氷河期の三万八千年前に、アフリカを出発した現生ホモサピエンスは、アジア大陸へ、そして日本列島に到達、しかしスフール大陸・オーストラリアまで南下したGrが再度沿岸を北上したGrと途中でアジア大陸内で北上したGrが樺太経由南下して、列島に到達したと考える。これらの南方系Grと北方系Grが混血して縄文人として日本列島内外で活動したと思われる(D1aという男系縄文人DNAの呼称)。 *注 後年十二世紀ごろに北方より北海道に南下したアイヌのDNAはオホーツク人と縄文人固有のD1aの二種から成っており、縄文人の%は80%と非常に大きい。

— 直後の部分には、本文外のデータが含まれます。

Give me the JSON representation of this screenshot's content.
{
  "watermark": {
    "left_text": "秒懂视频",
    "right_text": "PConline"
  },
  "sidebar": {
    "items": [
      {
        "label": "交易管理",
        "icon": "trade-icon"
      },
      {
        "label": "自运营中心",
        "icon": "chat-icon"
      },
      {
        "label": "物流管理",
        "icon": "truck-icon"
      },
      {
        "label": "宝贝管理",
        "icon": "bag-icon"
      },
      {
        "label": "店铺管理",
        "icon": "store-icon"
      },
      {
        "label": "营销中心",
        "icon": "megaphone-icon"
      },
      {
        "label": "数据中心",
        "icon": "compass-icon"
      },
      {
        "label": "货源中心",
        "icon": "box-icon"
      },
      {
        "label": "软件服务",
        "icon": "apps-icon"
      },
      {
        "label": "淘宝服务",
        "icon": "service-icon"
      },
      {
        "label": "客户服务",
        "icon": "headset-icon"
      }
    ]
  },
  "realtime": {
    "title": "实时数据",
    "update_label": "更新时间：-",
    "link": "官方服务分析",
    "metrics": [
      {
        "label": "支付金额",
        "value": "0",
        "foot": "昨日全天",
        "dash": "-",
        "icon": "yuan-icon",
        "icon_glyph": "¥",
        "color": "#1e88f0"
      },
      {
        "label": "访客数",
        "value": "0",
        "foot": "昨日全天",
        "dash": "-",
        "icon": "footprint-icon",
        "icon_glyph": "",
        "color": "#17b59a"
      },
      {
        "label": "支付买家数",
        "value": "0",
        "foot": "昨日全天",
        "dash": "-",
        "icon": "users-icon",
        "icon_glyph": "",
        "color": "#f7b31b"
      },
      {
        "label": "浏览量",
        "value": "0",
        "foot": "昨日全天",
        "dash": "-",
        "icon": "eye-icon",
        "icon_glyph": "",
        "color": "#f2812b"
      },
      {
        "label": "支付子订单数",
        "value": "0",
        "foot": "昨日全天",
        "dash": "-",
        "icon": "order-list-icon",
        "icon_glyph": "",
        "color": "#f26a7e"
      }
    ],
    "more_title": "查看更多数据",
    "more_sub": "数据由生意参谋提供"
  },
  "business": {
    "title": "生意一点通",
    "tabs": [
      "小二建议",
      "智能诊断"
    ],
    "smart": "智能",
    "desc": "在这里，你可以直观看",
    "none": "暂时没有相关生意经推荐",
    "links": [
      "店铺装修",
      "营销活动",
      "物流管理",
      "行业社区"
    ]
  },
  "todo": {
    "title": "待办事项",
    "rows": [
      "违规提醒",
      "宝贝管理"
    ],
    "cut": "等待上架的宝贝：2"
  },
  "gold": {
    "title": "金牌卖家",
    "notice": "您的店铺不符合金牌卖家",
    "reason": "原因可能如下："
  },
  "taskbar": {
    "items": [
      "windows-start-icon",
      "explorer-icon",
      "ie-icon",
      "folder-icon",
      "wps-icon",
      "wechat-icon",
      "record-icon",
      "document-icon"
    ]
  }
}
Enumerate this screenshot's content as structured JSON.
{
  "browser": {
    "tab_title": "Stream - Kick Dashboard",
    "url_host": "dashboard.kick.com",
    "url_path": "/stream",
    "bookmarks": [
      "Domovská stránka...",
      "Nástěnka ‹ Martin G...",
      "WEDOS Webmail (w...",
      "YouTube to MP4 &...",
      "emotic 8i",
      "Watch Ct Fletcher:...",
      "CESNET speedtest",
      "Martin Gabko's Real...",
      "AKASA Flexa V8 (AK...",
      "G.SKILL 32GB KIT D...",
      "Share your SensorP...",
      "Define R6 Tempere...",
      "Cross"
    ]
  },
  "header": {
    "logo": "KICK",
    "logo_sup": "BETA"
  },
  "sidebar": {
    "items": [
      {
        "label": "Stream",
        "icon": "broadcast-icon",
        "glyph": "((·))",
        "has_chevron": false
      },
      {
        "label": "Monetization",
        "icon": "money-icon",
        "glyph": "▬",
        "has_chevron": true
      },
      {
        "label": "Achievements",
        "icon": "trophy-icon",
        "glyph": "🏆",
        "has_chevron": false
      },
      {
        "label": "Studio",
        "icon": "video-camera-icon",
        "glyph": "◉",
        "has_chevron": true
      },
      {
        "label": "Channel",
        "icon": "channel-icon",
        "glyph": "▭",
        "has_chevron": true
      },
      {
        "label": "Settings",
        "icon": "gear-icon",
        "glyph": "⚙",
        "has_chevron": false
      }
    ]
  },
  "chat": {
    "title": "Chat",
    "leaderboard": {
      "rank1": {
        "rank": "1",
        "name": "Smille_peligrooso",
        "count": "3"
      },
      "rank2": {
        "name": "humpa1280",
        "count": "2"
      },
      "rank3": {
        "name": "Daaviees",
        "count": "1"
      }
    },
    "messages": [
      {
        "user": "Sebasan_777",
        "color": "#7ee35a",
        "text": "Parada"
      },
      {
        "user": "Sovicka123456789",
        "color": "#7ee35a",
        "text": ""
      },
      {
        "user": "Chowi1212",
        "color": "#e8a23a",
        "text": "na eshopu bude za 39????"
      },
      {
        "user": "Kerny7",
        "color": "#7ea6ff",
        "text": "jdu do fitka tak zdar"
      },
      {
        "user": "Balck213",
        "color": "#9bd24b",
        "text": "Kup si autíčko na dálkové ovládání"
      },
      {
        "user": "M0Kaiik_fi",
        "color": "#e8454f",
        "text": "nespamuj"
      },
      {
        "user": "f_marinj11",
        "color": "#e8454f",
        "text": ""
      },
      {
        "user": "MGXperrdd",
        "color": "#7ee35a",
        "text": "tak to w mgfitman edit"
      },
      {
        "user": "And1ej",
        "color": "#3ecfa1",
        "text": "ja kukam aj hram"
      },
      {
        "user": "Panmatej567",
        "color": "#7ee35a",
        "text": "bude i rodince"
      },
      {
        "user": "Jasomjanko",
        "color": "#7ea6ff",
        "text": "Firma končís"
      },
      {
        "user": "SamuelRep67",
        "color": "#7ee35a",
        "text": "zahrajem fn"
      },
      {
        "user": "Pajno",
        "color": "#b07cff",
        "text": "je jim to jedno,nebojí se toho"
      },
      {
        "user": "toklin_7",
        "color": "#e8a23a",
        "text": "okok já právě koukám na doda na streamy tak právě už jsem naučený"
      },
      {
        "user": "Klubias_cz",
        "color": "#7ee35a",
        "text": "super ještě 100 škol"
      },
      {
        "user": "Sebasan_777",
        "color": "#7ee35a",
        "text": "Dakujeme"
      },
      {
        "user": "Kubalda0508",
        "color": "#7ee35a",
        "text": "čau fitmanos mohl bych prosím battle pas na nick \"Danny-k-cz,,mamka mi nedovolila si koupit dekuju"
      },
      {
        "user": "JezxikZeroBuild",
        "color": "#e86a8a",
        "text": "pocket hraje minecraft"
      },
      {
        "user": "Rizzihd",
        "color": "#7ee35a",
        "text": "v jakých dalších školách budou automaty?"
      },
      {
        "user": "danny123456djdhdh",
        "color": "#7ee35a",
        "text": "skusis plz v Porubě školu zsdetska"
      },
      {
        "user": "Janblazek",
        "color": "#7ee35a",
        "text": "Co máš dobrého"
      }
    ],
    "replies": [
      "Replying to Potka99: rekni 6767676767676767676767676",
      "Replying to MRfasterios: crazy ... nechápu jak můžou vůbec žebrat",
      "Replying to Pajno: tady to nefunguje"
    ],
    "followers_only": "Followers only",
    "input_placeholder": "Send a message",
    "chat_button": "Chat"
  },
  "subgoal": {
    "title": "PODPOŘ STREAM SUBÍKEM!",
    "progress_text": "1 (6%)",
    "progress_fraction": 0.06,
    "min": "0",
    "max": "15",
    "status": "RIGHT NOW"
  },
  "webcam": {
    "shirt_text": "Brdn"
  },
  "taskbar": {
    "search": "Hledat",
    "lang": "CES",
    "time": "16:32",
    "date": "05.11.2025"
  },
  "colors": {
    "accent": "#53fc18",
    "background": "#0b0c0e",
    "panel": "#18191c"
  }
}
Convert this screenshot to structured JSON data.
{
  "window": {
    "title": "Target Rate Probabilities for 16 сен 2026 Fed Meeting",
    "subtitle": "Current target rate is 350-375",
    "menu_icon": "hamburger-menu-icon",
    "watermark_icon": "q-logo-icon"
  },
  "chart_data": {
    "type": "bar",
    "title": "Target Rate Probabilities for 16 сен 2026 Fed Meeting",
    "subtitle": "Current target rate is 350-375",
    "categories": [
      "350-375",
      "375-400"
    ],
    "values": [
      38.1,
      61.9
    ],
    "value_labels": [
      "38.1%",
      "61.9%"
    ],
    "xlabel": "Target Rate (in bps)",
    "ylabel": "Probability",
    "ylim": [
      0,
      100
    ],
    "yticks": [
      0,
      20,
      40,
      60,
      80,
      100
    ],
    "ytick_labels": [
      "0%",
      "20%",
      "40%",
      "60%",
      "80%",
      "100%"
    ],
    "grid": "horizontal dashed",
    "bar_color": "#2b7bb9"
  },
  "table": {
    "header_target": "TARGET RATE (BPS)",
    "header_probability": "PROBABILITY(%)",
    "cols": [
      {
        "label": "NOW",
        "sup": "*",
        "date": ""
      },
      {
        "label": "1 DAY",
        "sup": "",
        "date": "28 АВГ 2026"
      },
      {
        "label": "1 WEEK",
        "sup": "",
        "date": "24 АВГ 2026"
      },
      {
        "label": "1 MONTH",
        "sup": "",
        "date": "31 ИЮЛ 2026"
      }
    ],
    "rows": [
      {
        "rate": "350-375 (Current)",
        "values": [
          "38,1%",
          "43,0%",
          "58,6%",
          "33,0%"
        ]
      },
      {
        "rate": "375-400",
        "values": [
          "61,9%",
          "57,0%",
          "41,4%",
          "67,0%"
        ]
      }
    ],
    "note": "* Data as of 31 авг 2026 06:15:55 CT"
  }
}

研究参照 篠田謙一氏 佐賀医科大 *発掘された人骨の歯を中心に解析
斎藤成也氏 国立遺伝学研究所 *ヤポネシアゲノム研究関連
余談ではあるが、時代的には日本の縄文後期にあたるアイスマンのDNAは詳細に調べられて、wikiに紹介されているが、背丈は160㎝で目は茶系だそうで、現代の我々が思い浮かべる白人系の背が高い人種ではなく、少し西域アジアに見られる人種の様であった。